Vice-Chancellor of Bangladesh Agricultural University
- In office 1980–1988
- Preceded by: Mosleh Uddin Ahmed Chowdhury

Personal details
- Born: 1929
- Died: 29 August 2022 (aged 93)
- Alma mater: University of Dhaka University of the Punjab University of Nottingham

= A. K. M. Aminul Haque =

Bangladeshi politician (1929–2022)

A. K. M. Aminul Haque (1929 – 29 August 2022) was a Bangladeshi marine biologist who served as the vice-chancellor of Bangladesh Agricultural University for two terms during 1980–1988. In 2006, he was appointed as a National Professor by the government of Bangladesh for five years. He served as the director of marine of the Department of Fisheries under the Ministry of Fisheries and Livestock. He was an adviser, with the rank of minister, of the Shahabuddin Ahmed caretaker government.

==Education==
Haque completed his bachelor's from the University of Dhaka in 1950 and master's from University of the Punjab in 1952. He earned his Ph.D. from the University of Nottingham in 1957. He specialized in fisheries and cetacean biology.

==Career==
Haque was an elected fellow of Bangladesh Academy of Sciences since 1988. He served the vice-president of the institute during 2008–2012.

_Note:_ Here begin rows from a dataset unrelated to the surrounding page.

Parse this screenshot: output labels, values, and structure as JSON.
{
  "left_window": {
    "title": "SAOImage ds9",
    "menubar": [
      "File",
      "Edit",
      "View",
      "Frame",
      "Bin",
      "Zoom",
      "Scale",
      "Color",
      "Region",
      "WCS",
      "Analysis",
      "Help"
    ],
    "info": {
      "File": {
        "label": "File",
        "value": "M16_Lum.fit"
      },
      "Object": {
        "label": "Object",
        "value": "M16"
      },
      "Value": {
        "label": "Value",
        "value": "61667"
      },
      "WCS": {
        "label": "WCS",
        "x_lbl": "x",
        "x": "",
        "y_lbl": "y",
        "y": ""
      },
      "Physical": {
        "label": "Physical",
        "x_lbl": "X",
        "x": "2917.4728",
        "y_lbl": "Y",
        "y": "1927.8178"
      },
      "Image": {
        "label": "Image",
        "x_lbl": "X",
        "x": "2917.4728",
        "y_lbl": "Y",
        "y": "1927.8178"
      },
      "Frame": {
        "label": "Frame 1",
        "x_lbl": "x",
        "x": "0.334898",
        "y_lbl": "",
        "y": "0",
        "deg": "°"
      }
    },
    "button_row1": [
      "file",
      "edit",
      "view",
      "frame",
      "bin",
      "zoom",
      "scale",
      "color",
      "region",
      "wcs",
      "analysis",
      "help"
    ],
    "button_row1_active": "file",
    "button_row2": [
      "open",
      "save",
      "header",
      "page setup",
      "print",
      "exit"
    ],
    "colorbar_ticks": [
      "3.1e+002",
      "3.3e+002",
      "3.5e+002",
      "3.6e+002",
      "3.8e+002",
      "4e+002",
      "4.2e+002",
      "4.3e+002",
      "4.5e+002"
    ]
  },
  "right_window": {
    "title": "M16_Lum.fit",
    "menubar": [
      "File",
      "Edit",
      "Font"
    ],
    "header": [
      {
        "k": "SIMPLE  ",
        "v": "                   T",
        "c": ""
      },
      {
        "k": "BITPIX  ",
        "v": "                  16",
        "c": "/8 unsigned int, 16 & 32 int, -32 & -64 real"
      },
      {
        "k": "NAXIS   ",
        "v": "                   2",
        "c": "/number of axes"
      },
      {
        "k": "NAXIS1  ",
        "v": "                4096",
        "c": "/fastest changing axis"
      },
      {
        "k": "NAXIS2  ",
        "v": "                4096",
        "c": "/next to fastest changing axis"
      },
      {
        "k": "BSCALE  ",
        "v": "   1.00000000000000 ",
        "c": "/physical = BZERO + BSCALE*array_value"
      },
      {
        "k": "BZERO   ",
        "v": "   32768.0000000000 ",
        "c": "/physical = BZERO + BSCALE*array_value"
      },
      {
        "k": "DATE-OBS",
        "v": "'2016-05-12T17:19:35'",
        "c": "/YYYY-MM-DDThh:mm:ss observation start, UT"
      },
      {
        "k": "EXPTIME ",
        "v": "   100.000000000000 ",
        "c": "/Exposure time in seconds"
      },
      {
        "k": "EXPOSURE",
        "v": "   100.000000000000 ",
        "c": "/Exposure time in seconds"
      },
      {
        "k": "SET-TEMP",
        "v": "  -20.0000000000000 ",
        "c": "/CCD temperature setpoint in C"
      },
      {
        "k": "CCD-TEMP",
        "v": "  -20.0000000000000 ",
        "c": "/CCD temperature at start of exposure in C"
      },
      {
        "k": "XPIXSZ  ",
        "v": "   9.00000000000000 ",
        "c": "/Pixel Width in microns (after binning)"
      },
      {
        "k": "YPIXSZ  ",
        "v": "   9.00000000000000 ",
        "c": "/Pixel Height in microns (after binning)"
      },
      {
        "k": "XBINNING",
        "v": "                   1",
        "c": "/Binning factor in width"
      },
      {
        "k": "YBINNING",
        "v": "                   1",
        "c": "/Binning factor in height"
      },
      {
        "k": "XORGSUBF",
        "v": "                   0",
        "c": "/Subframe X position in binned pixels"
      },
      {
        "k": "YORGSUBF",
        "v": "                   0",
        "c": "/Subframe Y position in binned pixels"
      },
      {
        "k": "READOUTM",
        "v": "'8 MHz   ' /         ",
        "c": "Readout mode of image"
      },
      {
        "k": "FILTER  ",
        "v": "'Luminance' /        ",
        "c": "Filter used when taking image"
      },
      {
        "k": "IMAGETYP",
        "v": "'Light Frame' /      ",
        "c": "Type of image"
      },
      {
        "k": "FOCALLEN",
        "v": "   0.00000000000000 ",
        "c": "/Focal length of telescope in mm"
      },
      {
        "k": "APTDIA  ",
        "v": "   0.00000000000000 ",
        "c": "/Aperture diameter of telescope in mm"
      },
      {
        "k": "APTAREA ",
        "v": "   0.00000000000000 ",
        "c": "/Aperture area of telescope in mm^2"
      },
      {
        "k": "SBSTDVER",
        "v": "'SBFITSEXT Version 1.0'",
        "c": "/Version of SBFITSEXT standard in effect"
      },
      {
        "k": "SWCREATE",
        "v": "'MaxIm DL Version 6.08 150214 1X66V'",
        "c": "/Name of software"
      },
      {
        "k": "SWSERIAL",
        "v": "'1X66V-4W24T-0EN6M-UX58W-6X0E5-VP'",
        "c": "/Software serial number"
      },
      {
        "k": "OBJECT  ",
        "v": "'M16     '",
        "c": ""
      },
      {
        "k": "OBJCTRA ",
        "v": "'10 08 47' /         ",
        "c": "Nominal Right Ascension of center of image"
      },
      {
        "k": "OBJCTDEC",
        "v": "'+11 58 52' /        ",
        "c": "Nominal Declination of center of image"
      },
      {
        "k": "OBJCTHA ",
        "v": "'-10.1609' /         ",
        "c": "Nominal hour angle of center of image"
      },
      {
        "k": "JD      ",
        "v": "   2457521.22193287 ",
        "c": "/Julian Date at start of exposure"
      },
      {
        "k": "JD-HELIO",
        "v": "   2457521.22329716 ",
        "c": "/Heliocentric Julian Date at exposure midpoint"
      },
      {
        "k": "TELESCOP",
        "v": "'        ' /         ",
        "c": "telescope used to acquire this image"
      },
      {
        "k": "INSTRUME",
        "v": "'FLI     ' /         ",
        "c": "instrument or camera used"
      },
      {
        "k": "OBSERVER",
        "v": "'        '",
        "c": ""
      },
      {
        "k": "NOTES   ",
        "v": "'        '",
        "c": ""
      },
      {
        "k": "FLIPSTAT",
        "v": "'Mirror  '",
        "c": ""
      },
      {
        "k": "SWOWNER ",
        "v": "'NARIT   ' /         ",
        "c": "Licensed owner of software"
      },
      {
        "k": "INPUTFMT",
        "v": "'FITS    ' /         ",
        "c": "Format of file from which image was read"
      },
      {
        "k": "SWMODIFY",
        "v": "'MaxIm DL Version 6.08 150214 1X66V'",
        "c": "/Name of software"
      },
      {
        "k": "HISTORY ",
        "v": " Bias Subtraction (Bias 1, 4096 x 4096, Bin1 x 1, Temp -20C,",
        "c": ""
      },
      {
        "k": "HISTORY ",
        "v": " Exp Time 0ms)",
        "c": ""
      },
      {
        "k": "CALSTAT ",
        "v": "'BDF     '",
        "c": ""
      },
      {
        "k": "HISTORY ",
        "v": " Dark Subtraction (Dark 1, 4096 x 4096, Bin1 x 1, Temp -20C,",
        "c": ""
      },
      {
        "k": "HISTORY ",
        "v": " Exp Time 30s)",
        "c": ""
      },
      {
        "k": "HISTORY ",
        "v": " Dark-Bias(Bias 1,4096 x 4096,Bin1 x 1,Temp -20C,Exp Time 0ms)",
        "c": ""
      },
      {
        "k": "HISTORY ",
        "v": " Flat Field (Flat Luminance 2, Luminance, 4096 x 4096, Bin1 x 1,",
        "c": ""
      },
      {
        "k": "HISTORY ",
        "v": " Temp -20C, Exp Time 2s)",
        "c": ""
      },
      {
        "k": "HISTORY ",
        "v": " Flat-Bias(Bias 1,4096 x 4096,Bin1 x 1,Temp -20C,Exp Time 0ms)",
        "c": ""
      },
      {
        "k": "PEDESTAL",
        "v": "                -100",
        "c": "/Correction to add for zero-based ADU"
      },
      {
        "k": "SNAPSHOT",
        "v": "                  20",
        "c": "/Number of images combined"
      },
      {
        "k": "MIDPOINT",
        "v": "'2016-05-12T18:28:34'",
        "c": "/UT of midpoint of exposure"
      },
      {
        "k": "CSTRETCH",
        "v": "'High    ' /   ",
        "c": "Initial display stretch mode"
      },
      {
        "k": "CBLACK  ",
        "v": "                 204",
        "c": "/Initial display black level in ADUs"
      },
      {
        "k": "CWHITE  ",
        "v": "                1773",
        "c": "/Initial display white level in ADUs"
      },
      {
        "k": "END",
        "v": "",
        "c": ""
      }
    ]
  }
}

Haque founded the Faculty of Fisheries at Bangladesh Agricultural University. Haque, the "Father of Fisheries Education in Bangladesh" was the founder head of 3 (three) departments and the founder dean of the FoF as well. Haque served as head of the FT from 10 April 1967 to 20 June 1971.

==Death==
Haque died at his home on 29 August 2022, at the age of 93.